Comments - Please in order to comment.

  • cobus venter says:

    This series seriously challenges some core assumptions of economists. A simplistic reading might imply that adjusting the exchange rate will result in more competitive outcomes. This decision has many costs, so the benefits will have to outweigh the costs and do so in a timeous manner. The SA power structures will need to be totally transformed as well, especially the dualistic labour market where the role of insiders/outsiders question is far from sorted. The developmental role of the state must include a capable and honest state, two things that might be questioned in our current and recent context. In the absence of a holistic review of things such as bargaining councils and the powers of organised labour AND organised capital the costs will simply further impoverish the country.

    But as the writer states this is a deep debate that is increasingly urgent. Ignoring the issue wont make it go away…
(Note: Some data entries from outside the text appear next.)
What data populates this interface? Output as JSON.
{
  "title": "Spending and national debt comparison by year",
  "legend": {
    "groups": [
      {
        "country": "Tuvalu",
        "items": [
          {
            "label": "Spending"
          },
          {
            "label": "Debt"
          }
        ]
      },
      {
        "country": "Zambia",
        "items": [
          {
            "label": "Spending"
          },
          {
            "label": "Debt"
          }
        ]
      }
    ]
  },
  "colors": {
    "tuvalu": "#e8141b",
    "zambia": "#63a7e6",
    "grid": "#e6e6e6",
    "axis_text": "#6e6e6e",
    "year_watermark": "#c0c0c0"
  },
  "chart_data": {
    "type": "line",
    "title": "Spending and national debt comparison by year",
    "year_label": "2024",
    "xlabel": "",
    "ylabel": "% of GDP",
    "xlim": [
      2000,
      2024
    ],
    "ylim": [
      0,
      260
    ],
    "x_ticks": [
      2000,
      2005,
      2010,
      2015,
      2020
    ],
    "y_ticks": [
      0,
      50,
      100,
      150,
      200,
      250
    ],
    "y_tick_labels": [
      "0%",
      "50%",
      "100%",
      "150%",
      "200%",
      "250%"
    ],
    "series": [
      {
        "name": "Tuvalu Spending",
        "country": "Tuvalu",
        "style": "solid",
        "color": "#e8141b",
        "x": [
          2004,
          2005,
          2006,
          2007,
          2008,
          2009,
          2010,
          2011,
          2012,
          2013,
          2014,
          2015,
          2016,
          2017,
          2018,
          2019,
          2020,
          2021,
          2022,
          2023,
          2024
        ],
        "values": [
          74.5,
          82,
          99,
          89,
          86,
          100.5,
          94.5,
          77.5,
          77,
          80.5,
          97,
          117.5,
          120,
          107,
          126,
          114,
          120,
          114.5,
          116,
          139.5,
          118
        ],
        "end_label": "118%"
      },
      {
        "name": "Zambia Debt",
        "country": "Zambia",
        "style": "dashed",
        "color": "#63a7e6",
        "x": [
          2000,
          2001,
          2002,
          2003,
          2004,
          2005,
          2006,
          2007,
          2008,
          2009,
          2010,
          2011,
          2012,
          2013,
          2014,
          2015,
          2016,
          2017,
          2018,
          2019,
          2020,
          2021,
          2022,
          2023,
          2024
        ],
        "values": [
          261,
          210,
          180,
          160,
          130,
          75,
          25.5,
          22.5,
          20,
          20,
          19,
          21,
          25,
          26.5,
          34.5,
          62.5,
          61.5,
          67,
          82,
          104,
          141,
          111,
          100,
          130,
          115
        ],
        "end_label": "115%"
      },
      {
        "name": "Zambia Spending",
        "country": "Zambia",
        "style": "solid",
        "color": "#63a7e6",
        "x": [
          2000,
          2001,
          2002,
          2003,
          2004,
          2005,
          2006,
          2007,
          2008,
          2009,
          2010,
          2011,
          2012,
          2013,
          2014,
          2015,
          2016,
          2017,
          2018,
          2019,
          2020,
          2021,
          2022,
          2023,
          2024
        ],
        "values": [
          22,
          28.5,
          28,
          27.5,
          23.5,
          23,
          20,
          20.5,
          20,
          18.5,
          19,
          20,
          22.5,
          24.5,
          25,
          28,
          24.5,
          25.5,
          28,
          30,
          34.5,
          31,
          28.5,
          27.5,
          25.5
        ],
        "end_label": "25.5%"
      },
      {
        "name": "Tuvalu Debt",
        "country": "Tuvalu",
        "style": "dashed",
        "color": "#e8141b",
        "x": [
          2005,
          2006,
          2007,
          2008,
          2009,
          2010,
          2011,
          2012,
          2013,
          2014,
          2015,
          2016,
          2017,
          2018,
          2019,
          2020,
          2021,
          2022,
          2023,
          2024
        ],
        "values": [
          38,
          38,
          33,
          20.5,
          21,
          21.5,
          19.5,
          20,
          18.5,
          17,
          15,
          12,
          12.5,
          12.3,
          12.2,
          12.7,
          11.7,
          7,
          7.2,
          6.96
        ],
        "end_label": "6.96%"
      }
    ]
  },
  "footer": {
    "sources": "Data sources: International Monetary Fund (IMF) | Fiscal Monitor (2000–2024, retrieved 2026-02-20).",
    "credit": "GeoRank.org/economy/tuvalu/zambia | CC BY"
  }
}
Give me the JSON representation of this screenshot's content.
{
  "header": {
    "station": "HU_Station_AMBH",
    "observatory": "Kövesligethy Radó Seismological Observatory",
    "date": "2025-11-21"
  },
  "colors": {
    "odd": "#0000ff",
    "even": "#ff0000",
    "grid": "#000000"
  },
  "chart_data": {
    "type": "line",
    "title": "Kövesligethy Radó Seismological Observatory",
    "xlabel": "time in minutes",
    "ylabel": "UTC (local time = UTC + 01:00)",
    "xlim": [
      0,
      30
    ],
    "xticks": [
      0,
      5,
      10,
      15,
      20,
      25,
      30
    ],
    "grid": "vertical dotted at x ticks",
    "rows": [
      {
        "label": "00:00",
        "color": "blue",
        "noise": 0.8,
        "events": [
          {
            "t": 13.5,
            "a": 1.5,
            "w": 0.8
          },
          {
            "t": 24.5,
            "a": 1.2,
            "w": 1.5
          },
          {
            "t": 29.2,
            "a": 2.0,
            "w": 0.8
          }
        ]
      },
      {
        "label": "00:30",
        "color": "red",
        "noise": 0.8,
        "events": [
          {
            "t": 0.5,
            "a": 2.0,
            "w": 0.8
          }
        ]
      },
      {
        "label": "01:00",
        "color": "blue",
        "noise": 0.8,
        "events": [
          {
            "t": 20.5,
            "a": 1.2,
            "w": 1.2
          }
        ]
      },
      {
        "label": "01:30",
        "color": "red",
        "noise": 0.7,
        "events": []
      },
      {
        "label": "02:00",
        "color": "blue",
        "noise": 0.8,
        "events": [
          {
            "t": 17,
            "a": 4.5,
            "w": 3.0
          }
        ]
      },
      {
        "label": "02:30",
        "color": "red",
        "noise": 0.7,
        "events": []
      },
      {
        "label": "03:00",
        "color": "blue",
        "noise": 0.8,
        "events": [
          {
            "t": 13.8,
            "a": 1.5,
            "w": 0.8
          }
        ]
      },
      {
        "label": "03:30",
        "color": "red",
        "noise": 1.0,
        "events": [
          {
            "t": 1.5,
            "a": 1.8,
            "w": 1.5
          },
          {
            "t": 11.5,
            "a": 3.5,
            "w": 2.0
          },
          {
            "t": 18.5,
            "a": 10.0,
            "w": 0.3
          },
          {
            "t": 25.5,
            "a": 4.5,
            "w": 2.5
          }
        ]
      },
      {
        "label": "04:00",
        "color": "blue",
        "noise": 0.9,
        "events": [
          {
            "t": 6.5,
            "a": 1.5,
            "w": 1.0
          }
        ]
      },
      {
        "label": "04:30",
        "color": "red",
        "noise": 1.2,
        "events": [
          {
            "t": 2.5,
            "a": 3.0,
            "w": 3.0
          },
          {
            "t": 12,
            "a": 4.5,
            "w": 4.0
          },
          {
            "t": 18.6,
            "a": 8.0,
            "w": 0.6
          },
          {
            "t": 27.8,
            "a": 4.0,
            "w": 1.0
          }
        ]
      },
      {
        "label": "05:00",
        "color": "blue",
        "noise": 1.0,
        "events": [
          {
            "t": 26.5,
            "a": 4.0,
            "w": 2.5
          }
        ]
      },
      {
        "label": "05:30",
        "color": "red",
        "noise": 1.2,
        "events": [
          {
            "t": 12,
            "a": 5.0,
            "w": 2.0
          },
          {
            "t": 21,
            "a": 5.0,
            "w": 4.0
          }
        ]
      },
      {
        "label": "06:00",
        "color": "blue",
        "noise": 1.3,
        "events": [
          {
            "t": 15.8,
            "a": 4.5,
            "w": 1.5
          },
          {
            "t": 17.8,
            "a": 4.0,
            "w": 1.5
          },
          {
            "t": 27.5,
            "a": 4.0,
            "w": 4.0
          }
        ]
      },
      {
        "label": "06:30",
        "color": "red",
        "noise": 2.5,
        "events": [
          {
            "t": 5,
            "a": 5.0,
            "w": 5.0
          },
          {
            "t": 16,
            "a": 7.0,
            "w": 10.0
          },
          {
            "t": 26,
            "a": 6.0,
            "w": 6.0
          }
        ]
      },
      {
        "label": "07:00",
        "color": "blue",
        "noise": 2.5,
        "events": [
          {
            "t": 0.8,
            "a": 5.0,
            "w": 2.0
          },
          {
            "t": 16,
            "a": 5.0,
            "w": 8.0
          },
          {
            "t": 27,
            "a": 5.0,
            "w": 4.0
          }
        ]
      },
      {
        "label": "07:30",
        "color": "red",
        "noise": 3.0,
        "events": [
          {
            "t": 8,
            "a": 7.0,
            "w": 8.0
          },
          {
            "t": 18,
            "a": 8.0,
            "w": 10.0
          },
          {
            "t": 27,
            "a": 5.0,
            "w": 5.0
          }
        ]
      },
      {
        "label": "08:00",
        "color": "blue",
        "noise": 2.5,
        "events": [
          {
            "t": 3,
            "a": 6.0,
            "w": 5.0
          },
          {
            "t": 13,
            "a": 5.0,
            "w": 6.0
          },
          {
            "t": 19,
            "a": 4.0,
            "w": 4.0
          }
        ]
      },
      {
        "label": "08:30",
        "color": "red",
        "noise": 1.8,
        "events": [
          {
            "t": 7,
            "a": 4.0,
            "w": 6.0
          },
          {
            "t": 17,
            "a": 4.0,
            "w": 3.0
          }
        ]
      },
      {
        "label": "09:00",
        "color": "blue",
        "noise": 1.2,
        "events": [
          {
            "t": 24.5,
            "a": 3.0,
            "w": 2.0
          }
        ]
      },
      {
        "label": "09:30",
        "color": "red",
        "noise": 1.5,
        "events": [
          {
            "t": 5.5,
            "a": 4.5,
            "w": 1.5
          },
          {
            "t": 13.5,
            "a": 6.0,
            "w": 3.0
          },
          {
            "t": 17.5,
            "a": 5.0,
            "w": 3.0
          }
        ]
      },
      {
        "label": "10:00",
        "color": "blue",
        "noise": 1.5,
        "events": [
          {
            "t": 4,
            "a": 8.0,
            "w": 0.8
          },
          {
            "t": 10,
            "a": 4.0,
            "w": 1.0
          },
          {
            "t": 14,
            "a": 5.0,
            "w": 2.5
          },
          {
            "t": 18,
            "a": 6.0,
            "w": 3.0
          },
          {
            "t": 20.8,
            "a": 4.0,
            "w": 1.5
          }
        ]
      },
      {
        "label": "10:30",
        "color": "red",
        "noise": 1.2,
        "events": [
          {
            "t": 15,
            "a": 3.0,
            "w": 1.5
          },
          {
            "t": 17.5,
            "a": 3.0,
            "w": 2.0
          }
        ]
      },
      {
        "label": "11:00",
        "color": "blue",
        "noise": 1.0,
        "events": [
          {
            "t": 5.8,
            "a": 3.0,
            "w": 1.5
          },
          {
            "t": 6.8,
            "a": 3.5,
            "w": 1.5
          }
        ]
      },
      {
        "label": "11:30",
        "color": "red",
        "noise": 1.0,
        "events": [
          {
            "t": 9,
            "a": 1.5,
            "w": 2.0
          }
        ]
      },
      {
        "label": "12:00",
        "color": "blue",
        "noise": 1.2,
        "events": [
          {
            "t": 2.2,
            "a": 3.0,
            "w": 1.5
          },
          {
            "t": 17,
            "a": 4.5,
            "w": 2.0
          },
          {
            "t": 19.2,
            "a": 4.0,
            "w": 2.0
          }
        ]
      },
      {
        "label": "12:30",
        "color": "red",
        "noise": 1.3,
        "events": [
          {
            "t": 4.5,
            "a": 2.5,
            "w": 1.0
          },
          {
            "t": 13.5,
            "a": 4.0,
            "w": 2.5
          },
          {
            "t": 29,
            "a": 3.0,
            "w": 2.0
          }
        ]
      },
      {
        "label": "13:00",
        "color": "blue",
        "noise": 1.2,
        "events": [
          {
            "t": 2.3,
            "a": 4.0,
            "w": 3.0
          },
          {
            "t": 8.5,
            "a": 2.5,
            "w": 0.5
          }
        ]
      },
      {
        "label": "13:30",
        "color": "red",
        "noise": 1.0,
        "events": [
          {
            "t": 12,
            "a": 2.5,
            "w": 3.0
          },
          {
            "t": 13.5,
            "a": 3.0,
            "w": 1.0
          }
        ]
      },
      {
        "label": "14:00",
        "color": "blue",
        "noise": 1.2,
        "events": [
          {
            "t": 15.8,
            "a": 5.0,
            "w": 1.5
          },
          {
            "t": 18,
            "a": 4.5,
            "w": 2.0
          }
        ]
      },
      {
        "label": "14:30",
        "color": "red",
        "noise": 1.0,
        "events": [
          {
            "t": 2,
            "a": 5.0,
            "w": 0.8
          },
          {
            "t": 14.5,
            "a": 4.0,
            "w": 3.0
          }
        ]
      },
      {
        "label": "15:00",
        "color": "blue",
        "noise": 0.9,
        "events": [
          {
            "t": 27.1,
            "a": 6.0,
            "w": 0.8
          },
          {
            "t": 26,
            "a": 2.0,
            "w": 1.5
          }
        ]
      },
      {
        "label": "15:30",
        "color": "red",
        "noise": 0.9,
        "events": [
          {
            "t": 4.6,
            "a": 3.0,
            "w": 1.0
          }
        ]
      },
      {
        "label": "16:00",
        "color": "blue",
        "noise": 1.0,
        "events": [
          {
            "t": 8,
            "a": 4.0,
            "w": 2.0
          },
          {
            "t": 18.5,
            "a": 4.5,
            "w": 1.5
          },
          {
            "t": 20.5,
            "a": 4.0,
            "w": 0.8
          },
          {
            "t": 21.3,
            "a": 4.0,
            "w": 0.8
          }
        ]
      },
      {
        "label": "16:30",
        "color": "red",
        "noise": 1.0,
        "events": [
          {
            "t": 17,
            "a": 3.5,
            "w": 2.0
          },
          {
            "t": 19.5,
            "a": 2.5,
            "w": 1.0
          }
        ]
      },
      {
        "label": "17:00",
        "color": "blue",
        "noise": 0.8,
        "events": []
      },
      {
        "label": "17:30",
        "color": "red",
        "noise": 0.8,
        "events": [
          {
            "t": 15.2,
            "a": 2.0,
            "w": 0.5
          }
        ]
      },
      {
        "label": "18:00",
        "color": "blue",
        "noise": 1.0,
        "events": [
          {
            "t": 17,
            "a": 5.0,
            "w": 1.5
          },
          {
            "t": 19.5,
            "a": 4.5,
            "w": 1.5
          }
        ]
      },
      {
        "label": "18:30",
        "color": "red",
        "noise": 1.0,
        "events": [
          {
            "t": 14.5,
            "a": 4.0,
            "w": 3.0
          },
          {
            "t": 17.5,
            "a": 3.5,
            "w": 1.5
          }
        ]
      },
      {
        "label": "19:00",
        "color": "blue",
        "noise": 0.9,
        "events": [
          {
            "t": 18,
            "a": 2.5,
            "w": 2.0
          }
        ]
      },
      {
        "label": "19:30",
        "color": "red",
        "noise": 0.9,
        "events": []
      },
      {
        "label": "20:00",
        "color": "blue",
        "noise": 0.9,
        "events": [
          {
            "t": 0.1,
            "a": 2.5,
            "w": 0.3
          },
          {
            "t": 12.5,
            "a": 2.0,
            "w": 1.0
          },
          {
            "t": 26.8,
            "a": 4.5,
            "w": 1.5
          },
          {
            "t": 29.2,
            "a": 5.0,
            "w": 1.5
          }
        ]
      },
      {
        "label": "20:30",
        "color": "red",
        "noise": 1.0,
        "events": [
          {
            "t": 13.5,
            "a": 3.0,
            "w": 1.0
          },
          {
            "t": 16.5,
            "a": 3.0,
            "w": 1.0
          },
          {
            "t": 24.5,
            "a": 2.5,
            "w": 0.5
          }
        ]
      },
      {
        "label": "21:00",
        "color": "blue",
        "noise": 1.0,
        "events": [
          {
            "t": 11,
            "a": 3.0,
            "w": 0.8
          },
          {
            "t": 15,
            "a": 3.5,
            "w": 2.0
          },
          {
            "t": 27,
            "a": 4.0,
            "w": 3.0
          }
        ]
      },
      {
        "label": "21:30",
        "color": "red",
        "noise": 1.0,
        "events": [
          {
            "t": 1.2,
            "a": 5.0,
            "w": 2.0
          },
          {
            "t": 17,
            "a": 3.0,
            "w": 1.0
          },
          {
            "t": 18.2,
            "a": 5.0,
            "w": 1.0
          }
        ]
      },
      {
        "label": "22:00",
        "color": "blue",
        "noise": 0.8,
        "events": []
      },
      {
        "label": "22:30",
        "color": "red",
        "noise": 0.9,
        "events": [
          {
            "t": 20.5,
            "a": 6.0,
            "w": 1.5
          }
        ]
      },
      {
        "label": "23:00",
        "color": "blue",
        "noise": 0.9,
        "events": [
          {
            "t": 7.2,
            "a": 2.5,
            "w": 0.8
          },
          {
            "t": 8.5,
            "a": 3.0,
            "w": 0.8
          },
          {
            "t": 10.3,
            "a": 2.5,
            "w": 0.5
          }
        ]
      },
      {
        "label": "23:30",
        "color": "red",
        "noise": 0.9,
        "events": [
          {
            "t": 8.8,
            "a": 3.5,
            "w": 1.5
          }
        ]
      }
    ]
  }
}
    Outstanding series, thank you MichaelP and DM.

    • MICHAEL POWER says:

      Thank you, Cobus. Indeed it does turn thinking on its head. And it is desperately needed. The parroted responses one typically gets from both private and public sector economists if nothing else shows how little they grasp of the “way of the world”. And that way leads inexorably towards the East.

      You are right there are costs. You are right that the ideas will transform power structures. You are right that the dualistic labour market will be challenged. And you are right that ignoring the issue will not go away.

      Which brings me back to where I started: the Civil Unrest of July. If the ‘have nothings’ have nothing to lose and the ‘have somethings show’ no indication of addressing this glaring anomaly, should we be surprised – tragically – if similar events happen again in the future?